Design, Setting, and Participants Prospective cohort study of 15 632 initially healthy US women aged
45 years or older (interquartile range, 48-59 years) who were enrolled between
November 1992 and July 1995. All participants were followed up over a 10-year
period for the occurrence of future cardiovascular events.

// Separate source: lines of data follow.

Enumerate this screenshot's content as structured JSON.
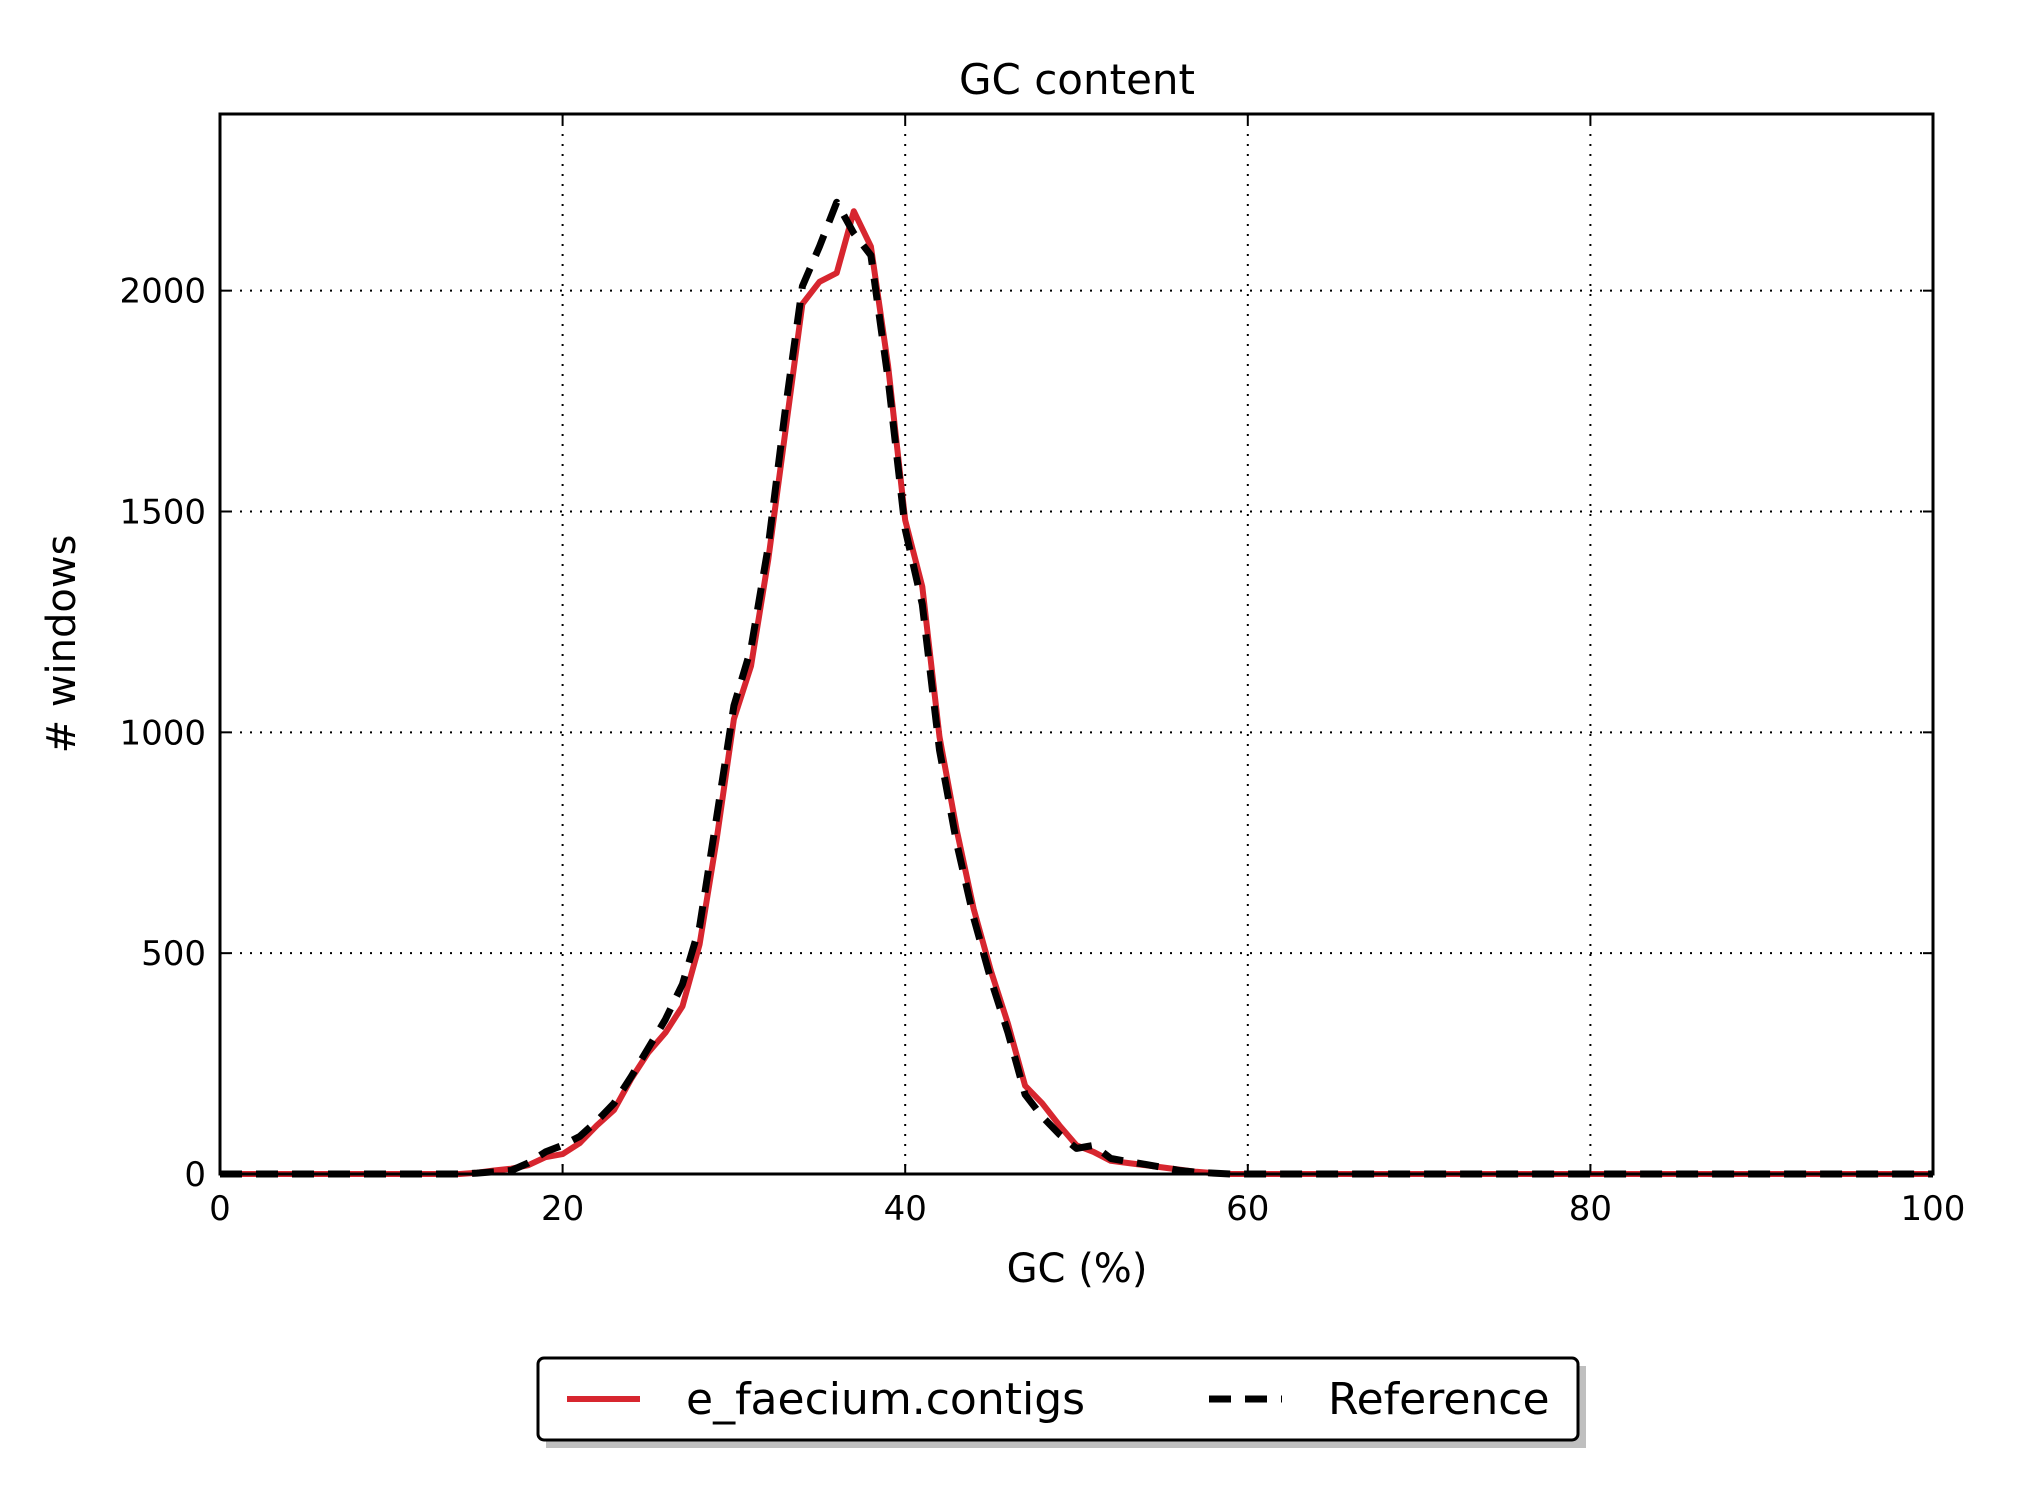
{
  "chart_data": {
    "type": "line",
    "title": "GC content",
    "xlabel": "GC (%)",
    "ylabel": "# windows",
    "xlim": [
      0,
      100
    ],
    "ylim": [
      0,
      2400
    ],
    "xticks": [
      0,
      20,
      40,
      60,
      80,
      100
    ],
    "yticks": [
      0,
      500,
      1000,
      1500,
      2000
    ],
    "grid": true,
    "legend_position": "bottom-center",
    "series": [
      {
        "name": "e_faecium.contigs",
        "color": "#d7262f",
        "style": "solid",
        "x": [
          0,
          2,
          4,
          6,
          8,
          10,
          12,
          14,
          15,
          16,
          17,
          18,
          19,
          20,
          21,
          22,
          23,
          24,
          25,
          26,
          27,
          28,
          29,
          30,
          31,
          32,
          33,
          34,
          35,
          36,
          37,
          38,
          39,
          40,
          41,
          42,
          43,
          44,
          45,
          46,
          47,
          48,
          49,
          50,
          51,
          52,
          53,
          54,
          55,
          56,
          57,
          58,
          59,
          60,
          62,
          64,
          66,
          70,
          80,
          90,
          100
        ],
        "y": [
          0,
          0,
          0,
          0,
          0,
          0,
          0,
          0,
          3,
          8,
          12,
          20,
          38,
          45,
          70,
          110,
          145,
          215,
          275,
          320,
          380,
          520,
          760,
          1030,
          1150,
          1390,
          1680,
          1970,
          2020,
          2040,
          2180,
          2100,
          1830,
          1480,
          1330,
          990,
          780,
          600,
          460,
          340,
          200,
          160,
          110,
          65,
          50,
          30,
          25,
          20,
          15,
          10,
          5,
          2,
          0,
          0,
          0,
          0,
          0,
          0,
          0,
          0,
          0
        ]
      },
      {
        "name": "Reference",
        "color": "#000000",
        "style": "dashed",
        "x": [
          0,
          2,
          4,
          6,
          8,
          10,
          12,
          14,
          15,
          16,
          17,
          18,
          19,
          20,
          21,
          22,
          23,
          24,
          25,
          26,
          27,
          28,
          29,
          30,
          31,
          32,
          33,
          34,
          35,
          36,
          37,
          38,
          39,
          40,
          41,
          42,
          43,
          44,
          45,
          46,
          47,
          48,
          49,
          50,
          51,
          52,
          53,
          54,
          55,
          56,
          57,
          58,
          59,
          60,
          62,
          64,
          66,
          70,
          80,
          90,
          100
        ],
        "y": [
          0,
          0,
          0,
          0,
          0,
          0,
          0,
          0,
          2,
          5,
          8,
          25,
          50,
          65,
          85,
          120,
          160,
          220,
          285,
          350,
          430,
          560,
          810,
          1060,
          1190,
          1420,
          1730,
          2010,
          2100,
          2200,
          2130,
          2080,
          1800,
          1460,
          1290,
          960,
          750,
          580,
          440,
          320,
          180,
          130,
          90,
          58,
          65,
          35,
          28,
          22,
          15,
          8,
          4,
          2,
          0,
          0,
          0,
          0,
          0,
          0,
          0,
          0,
          0
        ]
      }
    ]
  }
}
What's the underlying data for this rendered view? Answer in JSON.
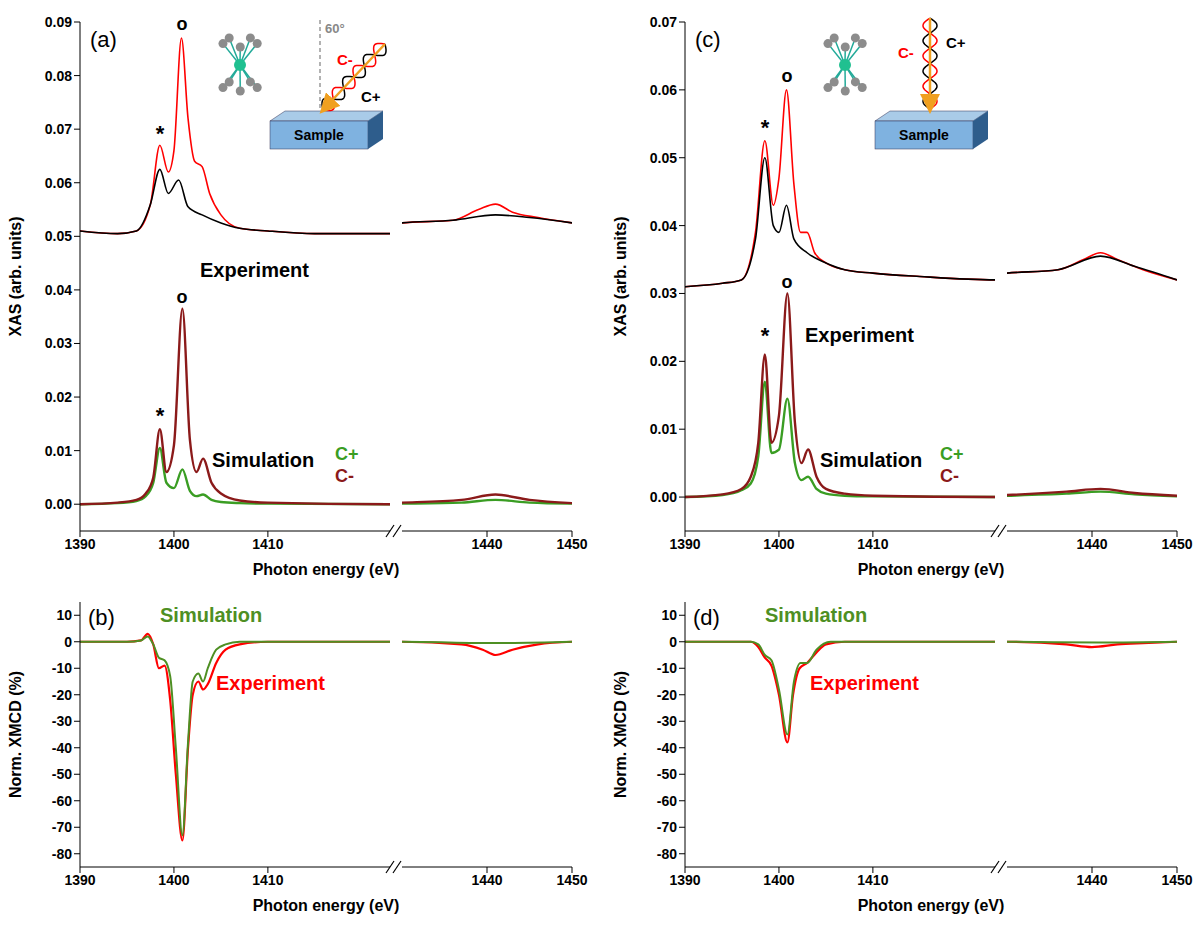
{
  "chart_data": [
    {
      "type": "line",
      "title": "(a)",
      "x_label": "Photon energy (eV)",
      "y_label": "XAS (arb. units)",
      "segments": [
        {
          "xlim": [
            1390,
            1423
          ],
          "xticks": [
            1390,
            1400,
            1410
          ]
        },
        {
          "xlim": [
            1430,
            1450
          ],
          "xticks": [
            1440,
            1450
          ]
        }
      ],
      "ylim": [
        -0.005,
        0.09
      ],
      "yticks": [
        {
          "value": 0,
          "label": "0.00"
        },
        0.01,
        0.02,
        0.03,
        0.04,
        0.05,
        0.06,
        0.07,
        0.08,
        0.09
      ],
      "annotations": [
        "Experiment",
        "Simulation",
        "*",
        "o",
        "*",
        "o",
        "60°",
        "Sample"
      ],
      "series": [
        {
          "name": "C-",
          "color": "#ff0000",
          "x": [
            1390,
            1394,
            1396,
            1397.5,
            1398.5,
            1399.4,
            1400,
            1400.8,
            1401.5,
            1402.2,
            1403,
            1403.8,
            1405,
            1407,
            1410,
            1415,
            1423,
            1430,
            1436,
            1439,
            1441,
            1443,
            1446,
            1450
          ],
          "values": [
            0.051,
            0.0505,
            0.051,
            0.056,
            0.067,
            0.062,
            0.066,
            0.087,
            0.072,
            0.064,
            0.063,
            0.058,
            0.054,
            0.0515,
            0.051,
            0.0505,
            0.0505,
            0.0525,
            0.053,
            0.055,
            0.056,
            0.0545,
            0.0535,
            0.0525
          ]
        },
        {
          "name": "C+",
          "color": "#000000",
          "x": [
            1390,
            1394,
            1396,
            1397.5,
            1398.5,
            1399.4,
            1400.5,
            1401.5,
            1403,
            1405,
            1407,
            1410,
            1415,
            1423,
            1430,
            1436,
            1441,
            1445,
            1450
          ],
          "values": [
            0.051,
            0.0505,
            0.051,
            0.056,
            0.0625,
            0.058,
            0.0605,
            0.0555,
            0.054,
            0.0525,
            0.0515,
            0.051,
            0.0505,
            0.0505,
            0.0525,
            0.053,
            0.054,
            0.0535,
            0.0525
          ]
        },
        {
          "name": "C+",
          "color": "#3a9d23",
          "x": [
            1390,
            1394,
            1396,
            1397,
            1397.8,
            1398.5,
            1399.2,
            1400,
            1400.9,
            1401.7,
            1402.4,
            1403.1,
            1404,
            1405,
            1407,
            1410,
            1423,
            1430,
            1437,
            1441,
            1445,
            1450
          ],
          "values": [
            0,
            0.0002,
            0.0006,
            0.0015,
            0.004,
            0.0105,
            0.004,
            0.003,
            0.0065,
            0.0025,
            0.0015,
            0.0018,
            0.0008,
            0.0004,
            0.0002,
            0.0001,
            0,
            0.0001,
            0.0003,
            0.0008,
            0.0003,
            0.0001
          ]
        },
        {
          "name": "C-",
          "color": "#8b1a1a",
          "x": [
            1390,
            1394,
            1396,
            1397,
            1397.8,
            1398.5,
            1399.2,
            1400,
            1400.9,
            1401.7,
            1402.4,
            1403.1,
            1404,
            1405,
            1407,
            1410,
            1423,
            1430,
            1437,
            1441,
            1445,
            1450
          ],
          "values": [
            0,
            0.0003,
            0.0008,
            0.002,
            0.005,
            0.014,
            0.006,
            0.011,
            0.0365,
            0.012,
            0.006,
            0.0085,
            0.004,
            0.002,
            0.0007,
            0.0003,
            0,
            0.0003,
            0.0008,
            0.0018,
            0.0008,
            0.0002
          ]
        }
      ]
    },
    {
      "type": "line",
      "title": "(b)",
      "x_label": "Photon energy (eV)",
      "y_label": "Norm. XMCD (%)",
      "segments": [
        {
          "xlim": [
            1390,
            1423
          ],
          "xticks": [
            1390,
            1400,
            1410
          ]
        },
        {
          "xlim": [
            1430,
            1450
          ],
          "xticks": [
            1440,
            1450
          ]
        }
      ],
      "ylim": [
        -85,
        15
      ],
      "yticks": [
        -80,
        -70,
        -60,
        -50,
        -40,
        -30,
        -20,
        -10,
        0,
        10
      ],
      "annotations": [],
      "series": [
        {
          "name": "Experiment",
          "color": "#ff0000",
          "x": [
            1390,
            1395,
            1396.5,
            1397.2,
            1397.8,
            1398.4,
            1399,
            1399.6,
            1400.2,
            1400.9,
            1401.5,
            1402,
            1402.6,
            1403.1,
            1403.6,
            1404.5,
            1405.5,
            1407,
            1410,
            1423,
            1430,
            1437,
            1439.5,
            1441,
            1443,
            1446,
            1450
          ],
          "values": [
            0,
            0,
            0.5,
            3,
            -1,
            -10,
            -9,
            -22,
            -50,
            -75,
            -40,
            -20,
            -15,
            -18,
            -16,
            -8,
            -3,
            -1,
            0,
            0,
            0,
            -1,
            -3,
            -5,
            -3,
            -1,
            0
          ]
        },
        {
          "name": "Simulation",
          "color": "#4e8f23",
          "x": [
            1390,
            1395,
            1396.5,
            1397.2,
            1397.8,
            1398.4,
            1399,
            1399.6,
            1400.2,
            1400.9,
            1401.5,
            1402,
            1402.6,
            1403.1,
            1403.6,
            1404.5,
            1405.5,
            1407,
            1410,
            1423,
            1430,
            1441,
            1450
          ],
          "values": [
            0,
            0,
            0.5,
            2,
            -1,
            -6,
            -7,
            -13,
            -40,
            -73,
            -38,
            -15,
            -12,
            -15,
            -10,
            -3,
            -1,
            0,
            0,
            0,
            0,
            -0.5,
            0
          ]
        }
      ]
    },
    {
      "type": "line",
      "title": "(c)",
      "x_label": "Photon energy (eV)",
      "y_label": "XAS (arb. units)",
      "segments": [
        {
          "xlim": [
            1390,
            1423
          ],
          "xticks": [
            1390,
            1400,
            1410
          ]
        },
        {
          "xlim": [
            1430,
            1450
          ],
          "xticks": [
            1440,
            1450
          ]
        }
      ],
      "ylim": [
        -0.005,
        0.07
      ],
      "yticks": [
        {
          "value": 0,
          "label": "0.00"
        },
        0.01,
        0.02,
        0.03,
        0.04,
        0.05,
        0.06,
        0.07
      ],
      "annotations": [
        "Experiment",
        "Simulation",
        "*",
        "o",
        "*",
        "o",
        "Sample"
      ],
      "series": [
        {
          "name": "C-",
          "color": "#ff0000",
          "x": [
            1390,
            1394,
            1396,
            1397.5,
            1398.5,
            1399.4,
            1400,
            1400.8,
            1401.6,
            1402.3,
            1403,
            1403.8,
            1405,
            1407,
            1410,
            1415,
            1423,
            1430,
            1436,
            1439,
            1441,
            1443,
            1446,
            1450
          ],
          "values": [
            0.031,
            0.0315,
            0.032,
            0.039,
            0.0525,
            0.043,
            0.047,
            0.06,
            0.046,
            0.039,
            0.039,
            0.036,
            0.0345,
            0.0335,
            0.033,
            0.0325,
            0.032,
            0.033,
            0.0335,
            0.035,
            0.036,
            0.035,
            0.0335,
            0.032
          ]
        },
        {
          "name": "C+",
          "color": "#000000",
          "x": [
            1390,
            1394,
            1396,
            1397.5,
            1398.5,
            1399.4,
            1400,
            1400.8,
            1401.6,
            1403,
            1405,
            1407,
            1410,
            1415,
            1423,
            1430,
            1436,
            1441,
            1445,
            1450
          ],
          "values": [
            0.031,
            0.0315,
            0.032,
            0.038,
            0.05,
            0.04,
            0.039,
            0.043,
            0.038,
            0.036,
            0.0345,
            0.0335,
            0.033,
            0.0325,
            0.032,
            0.033,
            0.0335,
            0.0355,
            0.034,
            0.032
          ]
        },
        {
          "name": "C+",
          "color": "#3a9d23",
          "x": [
            1390,
            1394,
            1396,
            1397,
            1397.8,
            1398.5,
            1399.2,
            1400,
            1400.9,
            1401.7,
            1402.4,
            1403.1,
            1404,
            1405,
            1407,
            1410,
            1423,
            1430,
            1437,
            1441,
            1445,
            1450
          ],
          "values": [
            0,
            0.0003,
            0.001,
            0.002,
            0.006,
            0.017,
            0.0065,
            0.007,
            0.0145,
            0.005,
            0.0025,
            0.003,
            0.0012,
            0.0005,
            0.0002,
            0.0001,
            0,
            0.0002,
            0.0005,
            0.0008,
            0.0004,
            0.0001
          ]
        },
        {
          "name": "C-",
          "color": "#8b1a1a",
          "x": [
            1390,
            1394,
            1396,
            1397,
            1397.8,
            1398.5,
            1399.2,
            1400,
            1400.9,
            1401.7,
            1402.4,
            1403.1,
            1404,
            1405,
            1407,
            1410,
            1423,
            1430,
            1437,
            1441,
            1445,
            1450
          ],
          "values": [
            0,
            0.0004,
            0.0012,
            0.003,
            0.008,
            0.021,
            0.008,
            0.012,
            0.03,
            0.011,
            0.005,
            0.007,
            0.003,
            0.0012,
            0.0005,
            0.0002,
            0,
            0.0003,
            0.0008,
            0.0012,
            0.0006,
            0.0002
          ]
        }
      ]
    },
    {
      "type": "line",
      "title": "(d)",
      "x_label": "Photon energy (eV)",
      "y_label": "Norm. XMCD (%)",
      "segments": [
        {
          "xlim": [
            1390,
            1423
          ],
          "xticks": [
            1390,
            1400,
            1410
          ]
        },
        {
          "xlim": [
            1430,
            1450
          ],
          "xticks": [
            1440,
            1450
          ]
        }
      ],
      "ylim": [
        -85,
        15
      ],
      "yticks": [
        -80,
        -70,
        -60,
        -50,
        -40,
        -30,
        -20,
        -10,
        0,
        10
      ],
      "annotations": [],
      "series": [
        {
          "name": "Experiment",
          "color": "#ff0000",
          "x": [
            1390,
            1395,
            1397,
            1397.8,
            1398.5,
            1399.2,
            1400,
            1400.9,
            1401.5,
            1402.2,
            1403,
            1404,
            1405,
            1407,
            1410,
            1423,
            1430,
            1437,
            1440,
            1443,
            1446,
            1450
          ],
          "values": [
            0,
            0,
            0,
            -2,
            -6,
            -9,
            -20,
            -38,
            -20,
            -10,
            -8,
            -4,
            -1,
            0,
            0,
            0,
            0,
            -1,
            -2,
            -1,
            -0.5,
            0
          ]
        },
        {
          "name": "Simulation",
          "color": "#4e8f23",
          "x": [
            1390,
            1395,
            1397,
            1397.8,
            1398.5,
            1399.2,
            1400,
            1400.9,
            1401.6,
            1402.3,
            1403,
            1404,
            1405.5,
            1407,
            1410,
            1423,
            1430,
            1441,
            1450
          ],
          "values": [
            0,
            0,
            0,
            -1,
            -5,
            -7,
            -18,
            -35,
            -15,
            -8,
            -8,
            -3,
            0,
            0,
            0,
            0,
            0,
            -0.3,
            0
          ]
        }
      ]
    }
  ]
}
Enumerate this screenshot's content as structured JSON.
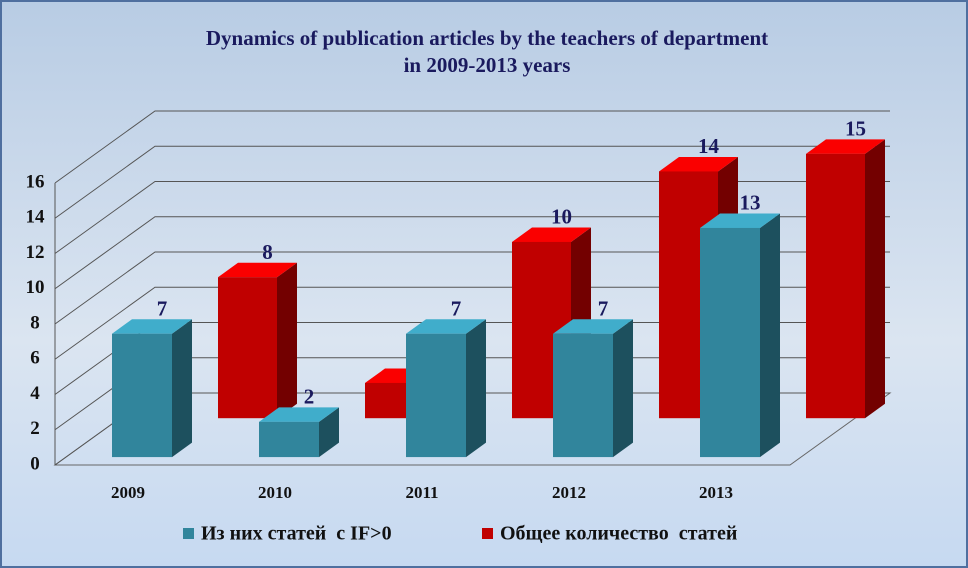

Main Outcome Measure Hazard ratios (HRs) and 95% confidence intervals (CIs) for first-ever
major cardiovascular events (N = 464) according to baseline levels
of each biomarker.
Results After adjustment for age, smoking status, blood pressure, diabetes,
and body mass index, the HRs for future cardiovascular events for those in
the extreme quintiles were 1.62 (95% CI, 1.17-2.25) for LDL-C, 1.75 (95% CI,
1.30-2.38) for apolipoprotein A-I, 2.08 (95% CI, 1.45-2.97) for total cholesterol,
2.32 (95% CI, 1.64-3.33) for HDL-C, 2.50 (95% CI, 1.68-3.72) for apolipoprotein
B100, 2.51 (95% CI, 1.69-3.72) for non–HDL-C, and 2.98 (95%
CI, 1.90-4.67) for high-sensitivity CRP (P<.001
for trend across all quintiles). The HRs for the lipid ratios were 3.01 (95%
CI, 2.01-4.50) for apolipoprotein B100 to apolipoprotein A-I, 3.18
(95% CI, 2.12-4.75) for LDL-C to HDL-C, 3.56 (95% CI, 2.31-5.47) for apolipoprotein
B100 to HDL-C, and 3.81 (95% CI, 2.47-5.86) for the total cholesterol
to HDL-C (P<.001 for trend across all quintiles).
The correlation coefficients between high-sensitivity CRP and the lipid parameters
ranged from −0.33 to 0.15, and the clinical cut points for CRP of less
than 1, 1 to 3, and higher than 3 mg/L provided prognostic information on
risk across increasing levels of each lipid measure and lipid ratio.
Conclusions Non–HDL-C and the ratio of total cholesterol to HDL-C were as
good as or better than apolipoprotein fractions in the prediction of future
cardiovascular events. After adjustment for age, blood pressure, smoking,
diabetes, and obesity, high-sensitivity CRP added prognostic information beyond
that conveyed by all lipid measures.